Analysis of predicted proteins

Fig. 4 shows the amino acid sequences of the predicted proteins of AtFpg-1, -1a, -2, -3, and -4.

Exons 1, 2, 3, 5, 6, and 7 were entirely conserved in all the Arabidopsis cDNA clones. The polypeptide chains encoded by exons 1, 5, 6,and 7 represent the major conserved regions between Arabidopsis and bacterial FPGs , showing between 29 and 54% identity between Arabidopsis and E. coli amino acid sequences. The N-terminal sequence of exon 1 and the lysine of exon 5 (K155) of E. coli FPG have been associated with the active site. The predicted amino acid sequence coded by exon 1 shows a surprising relationship to a sequence from DNA photolyase, another DNA repair enzyme but one quite unrelated to FPG (Fig. 5). If this relates to DNA binding, it might explain how AtFPG-2, which lacks the C-terminal DNA-binding region present in AtFPG-1 (or the zinc-finger of E. coli FPG) might have the DNA cleavage activities measured by Gao and Murphy (Photochem. Photobiol., in press).

The optional exons are exon 4 (missing from AtFPG-3), exons 8-13 (present and missing in various combinations) and exon 14 (mostly missing from AtFPG-2). The dispensibility of exon 4 and the predominantly hydrophilic nature of the amino acids for which it codes suggest that the amino acid sequence forms a discrete loop on the surface of the enzyme, rather than an essential part of the protein core. The clear difference in exon selection in the exon 8-13 region between AtFPG-1/1a and AtFPG-3/4 makes surprisingly little difference in the amino acid sequence coded by this region. AtFPG-3/4 match the sequence of AtFPG-2 in the beginning part, but by staying in frame they recover identity with the AtFPG-1/1a sequence. We have not been able to locate any motifs or congeners to exons 4 or 8-13 that would suggest a function for the amino acid sequences coded by these exons. The polypeptide chain coded by exon 14 has a DNA binding motif described by Ohtsubo et al (1998) as well as a bipartite nuclear localization site, and the motif and nuclear localization are expected to be shared by AtFPG-1, -1a, -3, and -4.
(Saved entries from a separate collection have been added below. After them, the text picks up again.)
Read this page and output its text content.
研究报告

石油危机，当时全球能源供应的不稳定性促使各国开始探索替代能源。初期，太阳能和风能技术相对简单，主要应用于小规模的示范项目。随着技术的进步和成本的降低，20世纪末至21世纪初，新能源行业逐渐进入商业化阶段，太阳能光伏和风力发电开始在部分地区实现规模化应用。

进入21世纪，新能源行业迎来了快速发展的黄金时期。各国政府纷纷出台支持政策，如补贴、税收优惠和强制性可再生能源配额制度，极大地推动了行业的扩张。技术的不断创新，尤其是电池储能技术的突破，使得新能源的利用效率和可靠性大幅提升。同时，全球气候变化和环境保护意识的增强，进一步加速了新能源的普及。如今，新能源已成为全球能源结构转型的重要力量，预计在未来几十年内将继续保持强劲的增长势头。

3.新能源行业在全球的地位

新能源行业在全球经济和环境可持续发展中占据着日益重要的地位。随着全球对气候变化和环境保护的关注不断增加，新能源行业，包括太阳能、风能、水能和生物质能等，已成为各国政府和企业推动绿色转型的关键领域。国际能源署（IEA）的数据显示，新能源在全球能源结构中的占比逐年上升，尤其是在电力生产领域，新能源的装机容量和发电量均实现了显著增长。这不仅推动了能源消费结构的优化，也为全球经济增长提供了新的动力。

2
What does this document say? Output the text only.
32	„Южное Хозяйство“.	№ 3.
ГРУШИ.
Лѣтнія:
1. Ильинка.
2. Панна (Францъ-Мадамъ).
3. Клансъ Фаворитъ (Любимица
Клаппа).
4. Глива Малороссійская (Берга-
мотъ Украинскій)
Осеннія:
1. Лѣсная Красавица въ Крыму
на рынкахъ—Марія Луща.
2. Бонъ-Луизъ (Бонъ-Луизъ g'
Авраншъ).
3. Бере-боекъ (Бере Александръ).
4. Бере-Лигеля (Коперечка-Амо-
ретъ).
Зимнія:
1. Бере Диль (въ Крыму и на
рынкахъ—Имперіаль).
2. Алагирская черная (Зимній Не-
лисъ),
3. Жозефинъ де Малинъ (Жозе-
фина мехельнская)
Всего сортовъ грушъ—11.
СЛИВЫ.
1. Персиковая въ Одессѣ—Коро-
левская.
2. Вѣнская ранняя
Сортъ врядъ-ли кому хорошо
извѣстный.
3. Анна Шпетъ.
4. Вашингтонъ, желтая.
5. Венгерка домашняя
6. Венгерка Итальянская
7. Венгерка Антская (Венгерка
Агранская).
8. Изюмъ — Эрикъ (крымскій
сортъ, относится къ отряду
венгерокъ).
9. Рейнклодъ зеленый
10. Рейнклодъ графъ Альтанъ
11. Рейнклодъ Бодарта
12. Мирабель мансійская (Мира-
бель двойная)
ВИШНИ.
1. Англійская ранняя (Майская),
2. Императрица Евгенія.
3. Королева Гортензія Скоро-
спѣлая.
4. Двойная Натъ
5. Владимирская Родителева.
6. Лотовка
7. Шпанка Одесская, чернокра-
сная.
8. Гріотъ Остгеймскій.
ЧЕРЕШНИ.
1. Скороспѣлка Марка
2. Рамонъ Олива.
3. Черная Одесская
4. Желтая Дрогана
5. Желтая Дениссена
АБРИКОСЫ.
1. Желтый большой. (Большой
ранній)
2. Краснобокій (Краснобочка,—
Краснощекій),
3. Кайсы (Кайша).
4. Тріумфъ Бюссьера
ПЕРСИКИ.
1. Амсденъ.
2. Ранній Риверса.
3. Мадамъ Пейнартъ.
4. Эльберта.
The amino acid sequences of RTPRC-A, -B, and -C can be predicted by assuming that the mRNAs they represent had the same selection of N-terminal exons as the full length clones (either with or without exon 4). Fig. 6 shows that, surprisingly, the lengths of the predicted amino acid sequences are inversely related to the lengths of the PCR fragments. RTPCR-A terminates at a stop codon near the beginning of exon 8; RTPCR-B (AtFPG-2), at the beginning of exon 10; RTPCR-C, which starts at exon 10 but in a different reading frame from RTPCR-B, near the end of exon 12. None of these contains a nuclear localization site.

Although the cDNA clones and RT-PCR results demonstrate that these variant FPG mRNAs exist in Arabidopsis, we have not yet demonstrated that they are translated. Nevertheless, it is interesting to speculate on why the variant FPGs are potentially present in the eukaryote plant, but not in bacteria. The question is even more interesting because plants apparently have a gene for OGG, an enzyme with similar specificity that is present in yeast and human cells, but not in bacteria, making the plants unique in having both FPG and OGG. We suggest that the various enzymes function in different organelles, as has been suggested for OGG (Nishioka et al., 1999), uracil-DNA glycosylase (Nilsen et al., 1997), MTH1 (Oda et al., 1999), and MutY homologs (Ohtsubo et al., 2000) in human cells. AtFPG-2, RTPCR-A, and RTPCR-C, which lack the nuclear localization signal, are candidates for plastid or mitochondrial enzymes, but we have not been able to identify clear transit sequences in them. The various enzymes may also differ in specificity to different base alterations. For instance, Gao and Murphy (Photochem. Photobiol., in press) have shown that AtFPG-1, but not AtFPG-2, cleaves oligonucleotides containing 8-oxo-G. Another possible difference might be in the binding of the FPG to proteins involved in subsequent steps of base excision repair, thus favoring small-patch or large-patch repair. Finally, differences in mRNAs that do not change the translation product, for instance, between AtFPG-1 and -1a, may yet be significant if they affect the transport of the mRNA, especially between cells. Intercellular transport of RNA may be a major developmental process in plants (Jorgensen et al, 1998).